Excess seeds which will fall from the
strings 18 are caught by a
transverse conveyor belt 45 disposed beneath the rollers 41 and carried to a suitable bin (not shown) for reuse. The
transverse conveyor belt 45 is operated by the
drive 16 and an elongated drive shaft 46 interconnecting the driven
shaft 47 of the transverse conveyor with a portion of the drive train of the
drive 16.
The
drive 16 consists of a
motor 48 having an output shaft 49 and a pulley 50 secured to the said output shaft. The output shaft pulley 50 is operatively coupled to a double grooved driven pulley 51 on the
main shaft 54 of the
seed applying apparatus 10 by a belt or
chain drive 52. The
second groove 53 of the pulley 50 is coupled to the drum pulley 35 as indicated by the dashed lines 55.

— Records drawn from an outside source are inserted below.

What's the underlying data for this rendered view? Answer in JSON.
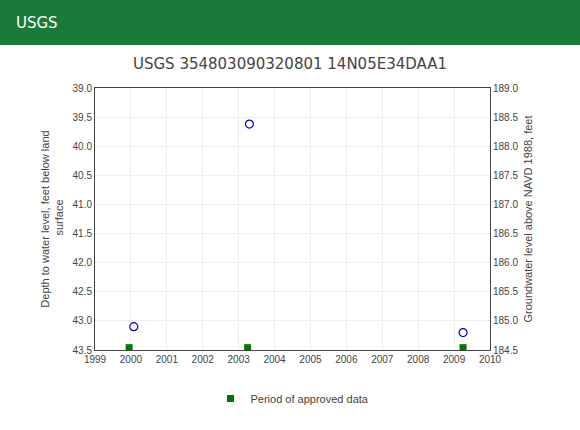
{
  "chart_data": {
    "type": "scatter",
    "title": "USGS 354803090320801 14N05E34DAA1",
    "annotations": [
      {
        "text": "USGS"
      }
    ],
    "ylabel": "Depth to water level, feet below land\n surface",
    "y2label": "Groundwater level above NAVD 1988, feet",
    "xlim": [
      1999,
      2010
    ],
    "xticks": [
      1999,
      2000,
      2001,
      2002,
      2003,
      2004,
      2005,
      2006,
      2007,
      2008,
      2009,
      2010
    ],
    "ylim": [
      43.5,
      39.0
    ],
    "yticks": [
      {
        "value": 39.0,
        "label": "39.0"
      },
      39.5,
      {
        "value": 40.0,
        "label": "40.0"
      },
      40.5,
      {
        "value": 41.0,
        "label": "41.0"
      },
      41.5,
      {
        "value": 42.0,
        "label": "42.0"
      },
      42.5,
      {
        "value": 43.0,
        "label": "43.0"
      },
      43.5
    ],
    "y2lim": [
      184.5,
      189.0
    ],
    "y2ticks": [
      184.5,
      {
        "value": 185.0,
        "label": "185.0"
      },
      185.5,
      {
        "value": 186.0,
        "label": "186.0"
      },
      186.5,
      {
        "value": 187.0,
        "label": "187.0"
      },
      187.5,
      {
        "value": 188.0,
        "label": "188.0"
      },
      188.5,
      {
        "value": 189.0,
        "label": "189.0"
      }
    ],
    "grid": true,
    "legend": "bottom",
    "series": [
      {
        "color": "#0000bb",
        "marker": "circle-open",
        "x": [
          2000.08,
          2003.3,
          2009.25
        ],
        "values": [
          43.1,
          39.62,
          43.2
        ]
      },
      {
        "name": "Period of approved data",
        "color": "#007700",
        "marker": "square",
        "x": [
          1999.95,
          2003.25,
          2009.25
        ],
        "values": [
          43.46,
          43.46,
          43.46
        ]
      }
    ]
  }
}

A chain and sprocket drive indicated at 56 in FIGS. 1 and 4 transmits power from the
main shaft 54 to the
rollers 14, 15 to drive the first conveyor belt. A second chain and sprocket drive 57' is coupled to the
rollers 25, 26 to drive the
second conveyor belt 24. In this manner all of the machine elements transporting the dough strings through the apparatus can be moved in unison.
It will be seen from an examination of FIG. 1 that the
roller 26 at the discharge end of the
conveyor belt 24 is located directly above the
drum 29. As a result, the dough strings 11 are brought into contact with the
roller grooves 32 at a point below the top of the drum on the surface beyond the discharge end of the conveyor belt. In this area, the
seeds 18 can be directed both into and around the dough strings at the same time, making it possible to produce a bread stick completely covered with seeds in a continuous, relatively high speed operation.
While the preferred embodiment has been shown with two
conveyor belts 13, 24, it is within the purview of the present invention to use a single conveyor belt. In addition, the conveyor belts may be disposed horizontally, or at other angular positions without departing from the spirit of the present invention.